In 1958, Dudy was given a small part in Robert Bolt’s first play,
Flowering Cherry
, which starred Ralph Richardson. ‘Ralphie’, as David Lean and others called him, was a mannered classical actor whose want of good looks gave him an air of ageless integrity. He had a scene with young Robin Ray, whose offstage stammer asserted itself if he was hustled. Dudy told me that Richardson, with his back to the audience, would wait for one of Ray’s pauses and then mouth, ‘One, two, three, four,’ and sometimes ‘five, six, seven…’ until the young actor managed to enunciate the next line.

Maurice Buckmaster lived in one of the big houses across the bottom end of Wellington Square SW3. He now worked for the Ford Motor Company in a PR role like my father’s in Shell. Manifesting no symptoms of having been in a tragic bind, he conceded, rather than confessed, that a number of operations had gone wrong. It was not uncommon in military matters. Some things might indeed have been better managed; the fact remained that the casualties in the French section, however sad or – occasionally – avoidable, involved a lower percentage of its personnel in the field than any frontline infantry commander, for instance, was likely to match.

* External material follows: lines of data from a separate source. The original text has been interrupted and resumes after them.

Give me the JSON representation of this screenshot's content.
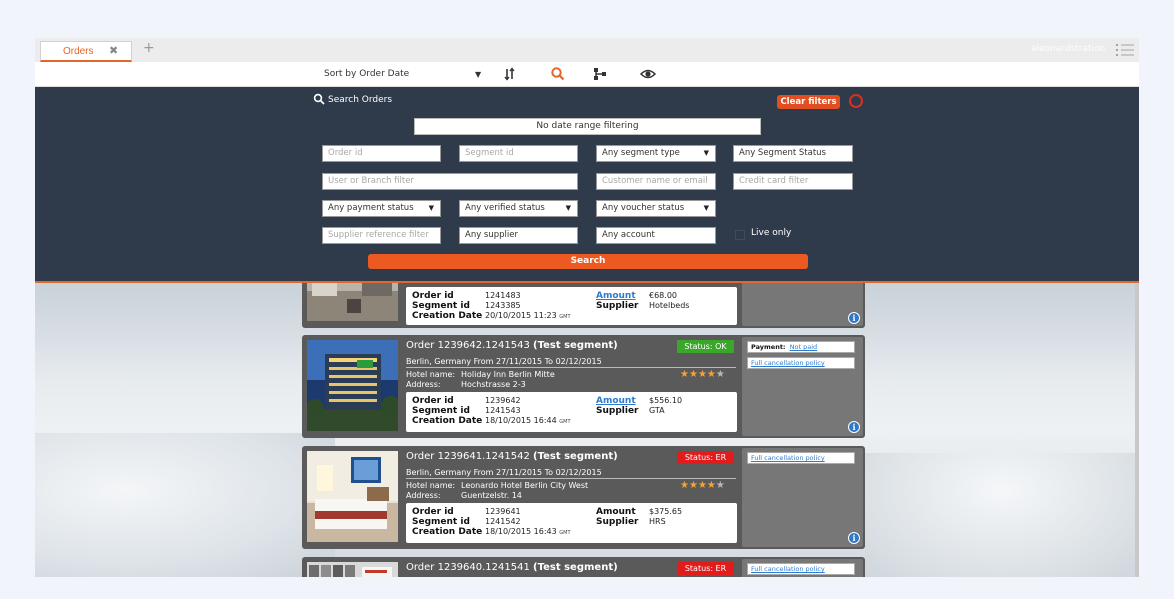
{
  "tabs": [
    {
      "label": "Orders",
      "close": "✖"
    }
  ],
  "new_tab": "+",
  "user": {
    "name": "aleonardstration"
  },
  "toolbar": {
    "sort_label": "Sort by Order Date",
    "sort_caret": "▼"
  },
  "filters": {
    "title": "Search Orders",
    "clear_label": "Clear filters",
    "date_range": "No date range filtering",
    "order_id_placeholder": "Order id",
    "segment_id_placeholder": "Segment id",
    "segment_type": "Any segment type",
    "segment_status": "Any Segment Status",
    "user_branch_placeholder": "User or Branch filter",
    "customer_placeholder": "Customer name or email",
    "credit_card_placeholder": "Credit card filter",
    "payment_status": "Any payment status",
    "verified_status": "Any verified status",
    "voucher_status": "Any voucher status",
    "supplier_ref_placeholder": "Supplier reference filter",
    "supplier": "Any supplier",
    "account": "Any account",
    "live_only": "Live only",
    "search_label": "Search"
  },
  "labels": {
    "order_id": "Order id",
    "segment_id": "Segment id",
    "creation_date": "Creation Date",
    "amount": "Amount",
    "supplier": "Supplier",
    "hotel_name": "Hotel name:",
    "address": "Address:",
    "payment": "Payment:",
    "not_paid": "Not paid",
    "full_cancellation": "Full cancellation policy",
    "gmt": "GMT"
  },
  "orders": [
    {
      "order_id": "1241483",
      "segment_id": "1243385",
      "creation_date": "20/10/2015 11:23",
      "amount": "€68.00",
      "supplier": "Hotelbeds"
    },
    {
      "title": "Order 1239642.1241543",
      "tag": "(Test segment)",
      "status": "Status: OK",
      "status_color": "#3aa62a",
      "route": "Berlin, Germany From 27/11/2015 To 02/12/2015",
      "hotel_name": "Holiday Inn Berlin Mitte",
      "address": "Hochstrasse 2-3",
      "stars": 4,
      "order_id": "1239642",
      "segment_id": "1241543",
      "creation_date": "18/10/2015 16:44",
      "amount": "$556.10",
      "supplier": "GTA"
    },
    {
      "title": "Order 1239641.1241542",
      "tag": "(Test segment)",
      "status": "Status: ER",
      "status_color": "#e21b1b",
      "route": "Berlin, Germany From 27/11/2015 To 02/12/2015",
      "hotel_name": "Leonardo Hotel Berlin City West",
      "address": "Guentzelstr. 14",
      "stars": 4,
      "order_id": "1239641",
      "segment_id": "1241542",
      "creation_date": "18/10/2015 16:43",
      "amount": "$375.65",
      "supplier": "HRS"
    },
    {
      "title": "Order 1239640.1241541",
      "tag": "(Test segment)",
      "status": "Status: ER",
      "status_color": "#e21b1b"
    }
  ]
}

Having studied the dossiers, I came back to Wellington Square to tell him that there were breaches in the narrative that needed to be filled in. As David Tutaev had noted, some agents who had been ‘turned’ by the Germans continued to receive messages from Baker Street, where SOE had its offices, and further arrests were made as a result of what was gleaned from them. Why was that? Buck’s honest blue look carried a glint of ice. It was sometimes necessary to protect another unit in a given region by giving the Germans the impression that the one they had penetrated was the only one operating. War was an ugly business, secret war especially so. I was lucky to have had nothing to do with it. I asked how he would like me to deal with events where key details were missing. He smiled and said, ‘Oh, my dear Freddie, make anything up that looks plausible. It’s likely to be as near the truth as not. I’m sure you’re up to that.’

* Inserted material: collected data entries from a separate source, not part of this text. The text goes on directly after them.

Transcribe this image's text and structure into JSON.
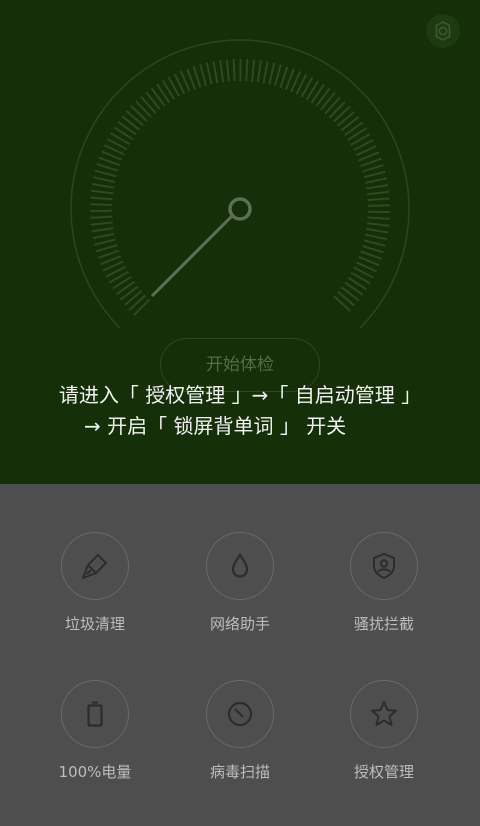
{
  "main_panel": {
    "start_button": "开始体检",
    "instruction_line1": "请进入「 授权管理 」→「 自启动管理 」",
    "instruction_line2": "→ 开启「 锁屏背单词 」 开关"
  },
  "grid": [
    {
      "label": "垃圾清理",
      "icon": "broom-icon"
    },
    {
      "label": "网络助手",
      "icon": "drop-icon"
    },
    {
      "label": "骚扰拦截",
      "icon": "shield-person-icon"
    },
    {
      "label": "100%电量",
      "icon": "battery-icon"
    },
    {
      "label": "病毒扫描",
      "icon": "scan-icon"
    },
    {
      "label": "授权管理",
      "icon": "star-icon"
    }
  ],
  "colors": {
    "top_panel": "#153009",
    "bottom_panel": "#4e4e4e",
    "instruction_text": "#f2f2f2"
  }
}
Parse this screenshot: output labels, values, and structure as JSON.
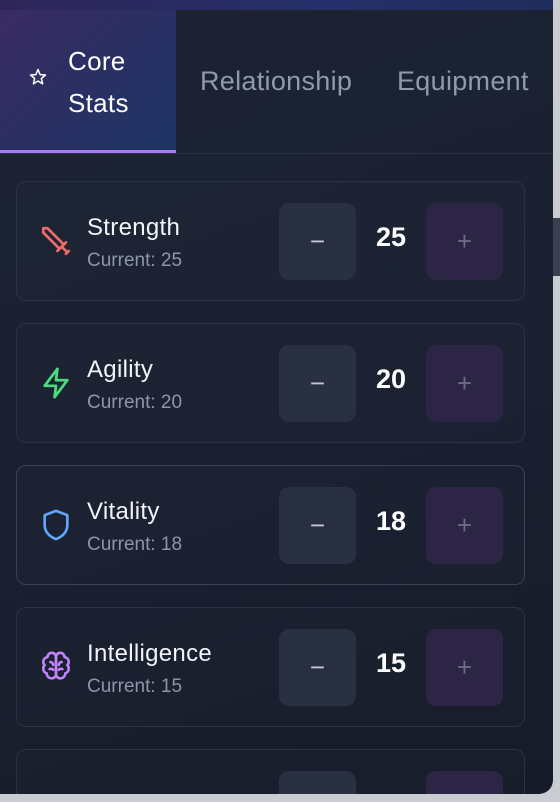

I met two or three of the surviving SOE operatives. None displayed rancour with regard to Buck. Dark rumours did, however, circulate about his failure to take tender care of female agents. One of Buck’s Baker Street staff, a proto-feminist called Jean Overton Fuller, had a brace of reproachladen books on the subject published by Victor Gollancz (who called her ‘the egg lady’). She was the first person to hatch the idea, recently renewed with loud persistence by Patricia Cornwell, that Walter Sickert was the original Jack the Ripper. Overton Fuller’s repeated theme was Buckmaster’s cynical sadism when it came to sacrificing women in a man’s war.

Maurice’s response was that the women had volunteered to face the same dangers as the men. He never made light of the sufferings of any of his people, although he did hint that some of them, once armed with SOE funds, had become profligate in the wine and women department. Buck’s admiration for his most famous female agent, Odette Sansom, was nuanced by the fact that, so he told me, smiling, she had been arrested in a hotel in bed with Peter Churchill only because ‘they did what they were doing so loudly that they failed to hear the look-out’s warning whistle that the Gestapo was on the way up’. Odette was tortured with sustained brutality, gave nothing away, and was later awarded the George Cross.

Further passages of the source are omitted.